Nearly 27 million people in countries facing famine – Nigeria, Somalia, South Sudan and Yemen – do not have access to safe water, which can be as deadly to severely malnourished children as a lack of food, the U.N. children’s agency said on Wednesday.
More than 20 million people – a number greater than the population of Romania or Florida – risk dying from starvation within six months in the four countries due to conflict and climate change, the United Nations said last month.
UNICEF said water shortages, inadequate sanitation and poor hygiene posed additional risks to malnourished children in the four countries and could lead to fatal diarrhoeal diseases.
” … unsafe water can cause malnutrition or make it worse, no matter how much food a malnourished child eats, he or she will not get better if the water they are drinking is not safe,” Manuel Fontaine, UNICEF director of emergency programmes, said.
“The combination of malnutrition, dirty water and poor sanitation sets off a vicious cycle from which many children never recover,” Fontaine said in a statement.
In northeast Nigeria, where millions of people have fled an insurgency by Boko Haram militants, 75 percent of water and sanitation infrastructure has been damaged on destroyed, leaving 3.8 million people without access to safe water, UNICEF said.
In Somalia, which has been hit by the worst drought in 20 years, many water sources have dried up or were contaminated, leaving about a third of the population without access to water, sanitation and hygiene, it said.

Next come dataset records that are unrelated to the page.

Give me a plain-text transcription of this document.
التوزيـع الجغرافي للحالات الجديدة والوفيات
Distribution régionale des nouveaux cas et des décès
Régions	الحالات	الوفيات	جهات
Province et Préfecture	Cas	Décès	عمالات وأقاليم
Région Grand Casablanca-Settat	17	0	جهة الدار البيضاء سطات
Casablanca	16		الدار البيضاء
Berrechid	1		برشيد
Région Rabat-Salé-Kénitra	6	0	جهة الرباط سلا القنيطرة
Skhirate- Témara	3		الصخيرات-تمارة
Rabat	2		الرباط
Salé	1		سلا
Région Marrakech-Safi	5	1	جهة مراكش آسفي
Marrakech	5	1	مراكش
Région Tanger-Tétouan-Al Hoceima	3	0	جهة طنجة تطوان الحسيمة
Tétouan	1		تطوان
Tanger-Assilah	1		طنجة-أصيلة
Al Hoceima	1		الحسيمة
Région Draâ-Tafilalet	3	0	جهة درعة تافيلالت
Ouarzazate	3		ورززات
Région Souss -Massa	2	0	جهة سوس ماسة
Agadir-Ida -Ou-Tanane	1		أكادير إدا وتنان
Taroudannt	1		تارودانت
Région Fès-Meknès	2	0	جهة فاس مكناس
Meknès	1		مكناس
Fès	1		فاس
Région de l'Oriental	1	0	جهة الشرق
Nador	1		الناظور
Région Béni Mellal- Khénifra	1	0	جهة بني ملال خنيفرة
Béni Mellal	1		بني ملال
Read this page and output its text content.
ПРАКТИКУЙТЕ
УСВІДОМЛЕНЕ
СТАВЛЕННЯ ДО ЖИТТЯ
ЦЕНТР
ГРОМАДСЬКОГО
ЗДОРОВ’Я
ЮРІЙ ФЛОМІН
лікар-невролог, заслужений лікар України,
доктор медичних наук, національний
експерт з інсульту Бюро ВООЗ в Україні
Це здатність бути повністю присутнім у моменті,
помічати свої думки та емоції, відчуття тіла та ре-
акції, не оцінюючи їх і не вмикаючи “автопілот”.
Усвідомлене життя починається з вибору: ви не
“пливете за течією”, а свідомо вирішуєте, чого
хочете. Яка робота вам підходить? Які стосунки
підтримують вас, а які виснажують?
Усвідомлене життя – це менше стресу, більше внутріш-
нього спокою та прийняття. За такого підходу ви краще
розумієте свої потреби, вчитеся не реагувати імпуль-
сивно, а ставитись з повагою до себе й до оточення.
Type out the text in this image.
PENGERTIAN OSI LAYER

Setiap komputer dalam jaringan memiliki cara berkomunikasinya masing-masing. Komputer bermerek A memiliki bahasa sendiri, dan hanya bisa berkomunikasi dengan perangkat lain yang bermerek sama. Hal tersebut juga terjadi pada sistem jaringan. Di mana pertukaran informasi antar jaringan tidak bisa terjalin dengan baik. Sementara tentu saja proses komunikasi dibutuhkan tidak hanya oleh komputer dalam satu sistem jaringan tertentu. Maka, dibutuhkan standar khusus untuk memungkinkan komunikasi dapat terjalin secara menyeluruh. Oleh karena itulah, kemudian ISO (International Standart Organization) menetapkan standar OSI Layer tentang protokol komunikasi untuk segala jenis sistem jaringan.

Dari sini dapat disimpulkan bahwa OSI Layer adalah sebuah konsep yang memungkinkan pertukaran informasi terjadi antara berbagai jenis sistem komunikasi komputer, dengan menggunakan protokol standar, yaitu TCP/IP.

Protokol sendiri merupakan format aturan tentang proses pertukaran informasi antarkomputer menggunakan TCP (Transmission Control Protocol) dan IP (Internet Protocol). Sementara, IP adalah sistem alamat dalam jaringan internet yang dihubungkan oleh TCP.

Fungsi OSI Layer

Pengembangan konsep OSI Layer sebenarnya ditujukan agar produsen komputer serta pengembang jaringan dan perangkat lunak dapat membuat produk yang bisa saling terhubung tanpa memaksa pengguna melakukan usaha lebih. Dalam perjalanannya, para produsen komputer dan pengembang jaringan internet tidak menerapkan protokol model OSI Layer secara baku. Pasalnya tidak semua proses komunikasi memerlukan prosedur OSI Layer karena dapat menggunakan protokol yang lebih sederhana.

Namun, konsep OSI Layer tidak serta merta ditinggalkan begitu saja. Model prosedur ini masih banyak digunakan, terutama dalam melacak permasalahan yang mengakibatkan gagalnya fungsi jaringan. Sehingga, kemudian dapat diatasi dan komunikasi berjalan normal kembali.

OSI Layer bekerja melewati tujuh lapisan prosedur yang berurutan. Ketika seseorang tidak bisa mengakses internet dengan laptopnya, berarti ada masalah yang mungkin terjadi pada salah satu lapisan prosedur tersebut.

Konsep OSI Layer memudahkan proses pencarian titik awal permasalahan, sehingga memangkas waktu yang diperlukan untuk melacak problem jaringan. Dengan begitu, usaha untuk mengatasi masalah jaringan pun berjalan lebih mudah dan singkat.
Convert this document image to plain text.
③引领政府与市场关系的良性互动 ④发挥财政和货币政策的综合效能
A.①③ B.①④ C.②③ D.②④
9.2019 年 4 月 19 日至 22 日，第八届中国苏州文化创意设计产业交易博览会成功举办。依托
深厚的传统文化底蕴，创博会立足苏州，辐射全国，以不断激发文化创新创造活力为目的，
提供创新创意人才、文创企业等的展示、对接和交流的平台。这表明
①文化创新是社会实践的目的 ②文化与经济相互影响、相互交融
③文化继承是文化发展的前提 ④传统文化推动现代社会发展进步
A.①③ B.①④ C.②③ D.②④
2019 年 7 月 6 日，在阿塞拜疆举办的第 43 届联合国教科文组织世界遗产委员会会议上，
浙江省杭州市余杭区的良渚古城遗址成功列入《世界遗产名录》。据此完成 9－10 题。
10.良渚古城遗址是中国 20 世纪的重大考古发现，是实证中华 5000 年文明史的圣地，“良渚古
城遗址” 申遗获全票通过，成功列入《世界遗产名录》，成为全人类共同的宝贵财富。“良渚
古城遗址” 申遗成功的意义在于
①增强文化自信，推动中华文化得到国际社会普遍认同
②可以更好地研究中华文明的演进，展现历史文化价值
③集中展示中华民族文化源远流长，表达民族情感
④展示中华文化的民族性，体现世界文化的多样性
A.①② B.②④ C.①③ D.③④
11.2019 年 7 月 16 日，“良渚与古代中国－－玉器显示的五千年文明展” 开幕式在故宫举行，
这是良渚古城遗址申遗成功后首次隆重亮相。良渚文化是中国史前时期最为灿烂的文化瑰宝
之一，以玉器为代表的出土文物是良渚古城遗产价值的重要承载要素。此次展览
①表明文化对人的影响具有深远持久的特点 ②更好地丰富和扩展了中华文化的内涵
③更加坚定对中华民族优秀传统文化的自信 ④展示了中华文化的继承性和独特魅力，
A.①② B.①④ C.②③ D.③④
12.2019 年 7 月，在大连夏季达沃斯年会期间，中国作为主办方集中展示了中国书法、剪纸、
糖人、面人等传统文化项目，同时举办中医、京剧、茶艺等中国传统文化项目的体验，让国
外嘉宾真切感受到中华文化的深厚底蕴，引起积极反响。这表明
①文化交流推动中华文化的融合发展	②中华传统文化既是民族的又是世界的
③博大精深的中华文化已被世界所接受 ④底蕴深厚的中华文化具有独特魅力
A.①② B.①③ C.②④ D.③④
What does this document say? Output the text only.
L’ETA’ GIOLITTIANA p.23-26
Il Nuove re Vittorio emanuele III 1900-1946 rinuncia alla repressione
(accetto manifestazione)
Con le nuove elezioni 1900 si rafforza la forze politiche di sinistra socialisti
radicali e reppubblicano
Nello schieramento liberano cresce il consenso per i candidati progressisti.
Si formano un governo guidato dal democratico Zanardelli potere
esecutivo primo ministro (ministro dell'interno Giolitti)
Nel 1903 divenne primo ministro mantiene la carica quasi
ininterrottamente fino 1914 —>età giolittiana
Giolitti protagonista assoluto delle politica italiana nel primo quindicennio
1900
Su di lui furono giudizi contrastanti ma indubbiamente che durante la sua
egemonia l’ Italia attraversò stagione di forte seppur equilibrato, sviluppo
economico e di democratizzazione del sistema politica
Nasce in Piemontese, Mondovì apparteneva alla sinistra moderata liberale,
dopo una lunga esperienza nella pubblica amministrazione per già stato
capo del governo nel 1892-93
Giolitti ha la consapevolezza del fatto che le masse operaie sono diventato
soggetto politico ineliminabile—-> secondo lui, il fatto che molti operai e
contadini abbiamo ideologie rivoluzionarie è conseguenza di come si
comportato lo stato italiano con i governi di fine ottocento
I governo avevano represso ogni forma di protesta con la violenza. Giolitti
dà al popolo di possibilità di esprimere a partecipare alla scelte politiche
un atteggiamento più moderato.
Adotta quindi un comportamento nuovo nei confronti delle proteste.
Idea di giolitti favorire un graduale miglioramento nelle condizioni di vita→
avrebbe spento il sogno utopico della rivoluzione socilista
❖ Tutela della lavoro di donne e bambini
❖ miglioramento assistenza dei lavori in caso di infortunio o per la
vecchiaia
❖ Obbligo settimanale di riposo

UNICEF said conflict had left 5 million people in South Sudan and at least 14.5 million people in Yemen with no access to safe water, basic sanitation and hygiene.
“We are working around the clock to save as many lives as we can as fast as we can,” Fontaine said.
“But without an end to the conflicts plaguing these countries, without sustainable and unimpeded access to the children in need of support and without more resources, even our best efforts will not be enough.”
Last month, United Nations Secretary General Antonio Guterres said more than $4 billion was needed by the end of March to respond to the emergency, which has resulted in nearly 500,000 children suffering from severe acute malnutrition.